6. Metrics, Potentials, and Error Functions

Quantification of configuration errors on SE(3) is foundational for geometric control and state estimation. Two principal classes are:

  • Group-based metric: Frobenius norm of the matrix difference (trace-based), VG(E)=12IEF2V_G(E) = \frac{1}{2}\|I-E\|_F^2, with EE a configuration error on SE(3).
  • Algebra-based metric: Quadratic form in the algebra, VA(E)=12log(E)2V_A(E) = \frac{1}{2}\|\log(E)\|^2, with more uniform feedback and absence of spurious minima for large motions (Seo et al., 24 Jan 2024).

Algebraic metrics are generally favored for large-angle tracking and almost-global convergence, while group-based norms are used for computational simplicity in many applications (Seo et al., 24 Jan 2024).

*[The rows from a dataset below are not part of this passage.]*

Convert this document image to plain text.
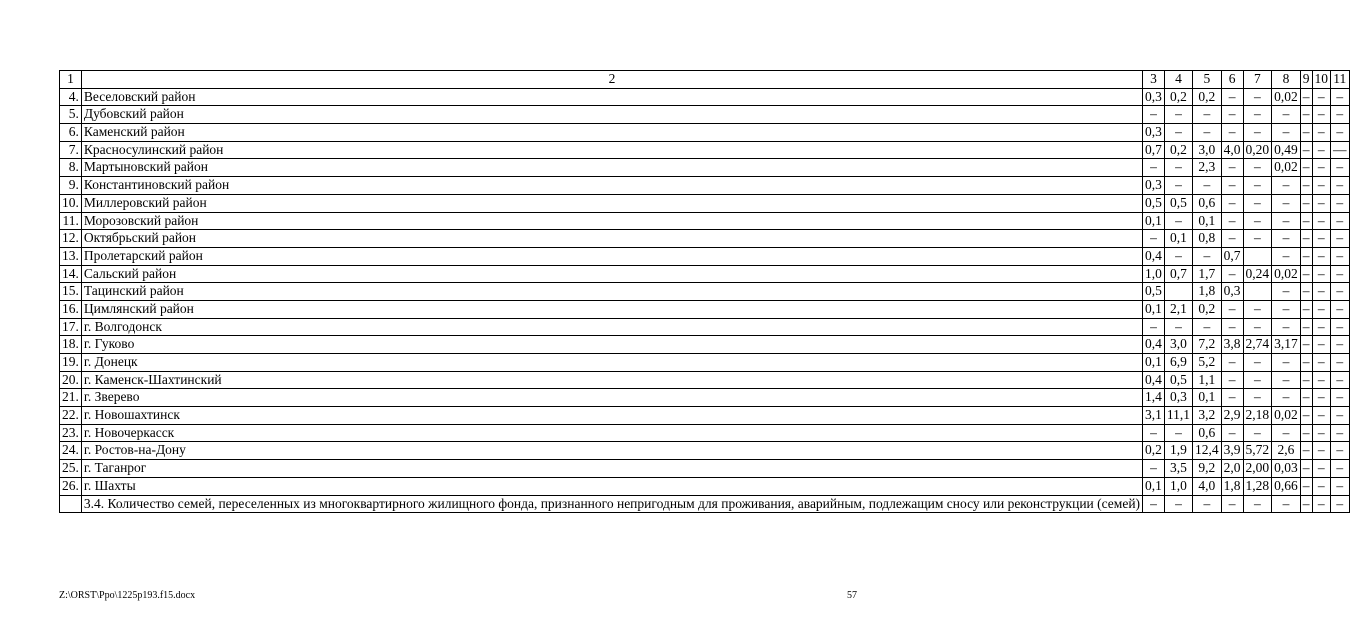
1	2	3	4	5	6	7	8	9	10	11
4.	Веселовский район	0,3	0,2	0,2	–	–	0,02	–	–	–
5.	Дубовский район	–	–	–	–	–	–	–	–	–
6.	Каменский район	0,3	–	–	–	–	–	–	–	–
7.	Красносулинский район	0,7	0,2	3,0	4,0	0,20	0,49	–	–	—
8.	Мартыновский район	–	–	2,3	–	–	0,02	–	–	–
9.	Константиновский район	0,3	–	–	–	–	–	–	–	–
10.	Миллеровский район	0,5	0,5	0,6	–	–	–	–	–	–
11.	Морозовский район	0,1	–	0,1	–	–	–	–	–	–
12.	Октябрьский район	–	0,1	0,8	–	–	–	–	–	–
13.	Пролетарский район	0,4	–	–	0,7		–	–	–	–
14.	Сальский район	1,0	0,7	1,7	–	0,24	0,02	–	–	–
15.	Тацинский район	0,5		1,8	0,3		–	–	–	–
16.	Цимлянский район	0,1	2,1	0,2	–	–	–	–	–	–
17.	г. Волгодонск	–	–	–	–	–	–	–	–	–
18.	г. Гуково	0,4	3,0	7,2	3,8	2,74	3,17	–	–	–
19.	г. Донецк	0,1	6,9	5,2	–	–	–	–	–	–
20.	г. Каменск-Шахтинский	0,4	0,5	1,1	–	–	–	–	–	–
21.	г. Зверево	1,4	0,3	0,1	–	–	–	–	–	–
22.	г. Новошахтинск	3,1	11,1	3,2	2,9	2,18	0,02	–	–	–
23.	г. Новочеркасск	–	–	0,6	–	–	–	–	–	–
24.	г. Ростов-на-Дону	0,2	1,9	12,4	3,9	5,72	2,6	–	–	–
25.	г. Таганрог	–	3,5	9,2	2,0	2,00	0,03	–	–	–
26.	г. Шахты	0,1	1,0	4,0	1,8	1,28	0,66	–	–	–
	3.4. Количество семей, переселенных из многоквартирного жилищного фонда, признанного непригодным для проживания, аварийным, подлежащим сносу или реконструкции (семей)	–	–	–	–	–	–	–	–	–
Z:\ORST\Ppo\1225p193.f15.docx	57
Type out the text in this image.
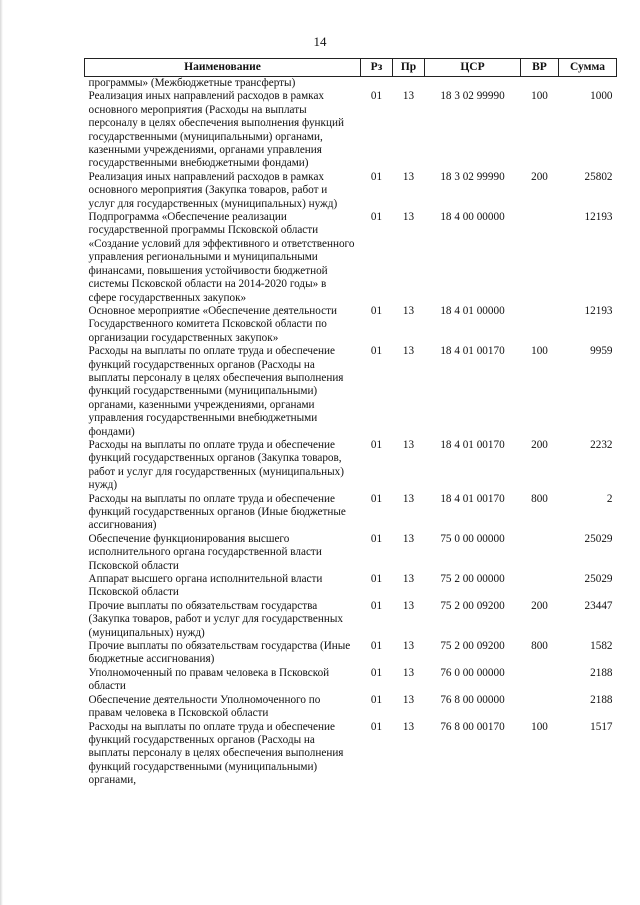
14
Наименование	Рз	Пр	ЦСР	ВР	Сумма
программы» (Межбюджетные трансферты)					
Реализация иных направлений расходов в рамках основного мероприятия (Расходы на выплаты персоналу в целях обеспечения выполнения функций государственными (муниципальными) органами, казенными учреждениями, органами управления государственными внебюджетными фондами)	01	13	18 3 02 99990	100	1000
Реализация иных направлений расходов в рамках основного мероприятия (Закупка товаров, работ и услуг для государственных (муниципальных) нужд)	01	13	18 3 02 99990	200	25802
Подпрограмма «Обеспечение реализации государственной программы Псковской области «Создание условий для эффективного и ответственного управления региональными и муниципальными финансами, повышения устойчивости бюджетной системы Псковской области на 2014-2020 годы» в сфере государственных закупок»	01	13	18 4 00 00000		12193
Основное мероприятие «Обеспечение деятельности Государственного комитета Псковской области по организации государственных закупок»	01	13	18 4 01 00000		12193
Расходы на выплаты по оплате труда и обеспечение функций государственных органов (Расходы на выплаты персоналу в целях обеспечения выполнения функций государственными (муниципальными) органами, казенными учреждениями, органами управления государственными внебюджетными фондами)	01	13	18 4 01 00170	100	9959
Расходы на выплаты по оплате труда и обеспечение функций государственных органов (Закупка товаров, работ и услуг для государственных (муниципальных) нужд)	01	13	18 4 01 00170	200	2232
Расходы на выплаты по оплате труда и обеспечение функций государственных органов (Иные бюджетные ассигнования)	01	13	18 4 01 00170	800	2
Обеспечение функционирования высшего исполнительного органа государственной власти Псковской области	01	13	75 0 00 00000		25029
Аппарат высшего органа исполнительной власти Псковской области	01	13	75 2 00 00000		25029
Прочие выплаты по обязательствам государства (Закупка товаров, работ и услуг для государственных (муниципальных) нужд)	01	13	75 2 00 09200	200	23447
Прочие выплаты по обязательствам государства (Иные бюджетные ассигнования)	01	13	75 2 00 09200	800	1582
Уполномоченный по правам человека в Псковской области	01	13	76 0 00 00000		2188
Обеспечение деятельности Уполномоченного по правам человека в Псковской области	01	13	76 8 00 00000		2188
Расходы на выплаты по оплате труда и обеспечение функций государственных органов (Расходы на выплаты персоналу в целях обеспечения выполнения функций государственными (муниципальными) органами,	01	13	76 8 00 00170	100	1517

7. Spectral Theory, Canonical Decompositions, and Minimal Polynomials

The eigenstructure of SE(3) elements admits a principal-axis decomposition: every TSE(3)T \in \mathrm{SE}(3) is similar to a block corresponding to a rotation and a translation along a unique axis (the Mozzi–Chasles theorem). The spectrum consists of λ=e±iϕ\lambda = e^{\pm i\phi} (rotation) and λ=1\lambda = 1 (translation), with the minimal polynomial reflecting the coupling of rotation and translation (D'Eleuterio et al., 2022). The adjoint representation shares this spectral decomposition, and all analytic functions of TT reduce to low-degree polynomials, providing efficient tools for uncertainty analysis and principal axis computations.


These structural elements of SE(3)—group law, Lie algebra, exp/log maps, adjoints, and Jacobians—are foundational in contemporary geometric approaches to robotics, estimation, control, and machine learning (Seo et al., 12 Mar 2025, Hu, 4 Apr 2025, Wotte et al., 25 Jan 2024, Kumar et al., 2023, Barrau et al., 2022, D'Eleuterio et al., 2022). The consistent exploitation of these properties leads to algorithms and architectures that are coordinate-free, globally consistent, and robust to the physical symmetries inherent in 3D spaces.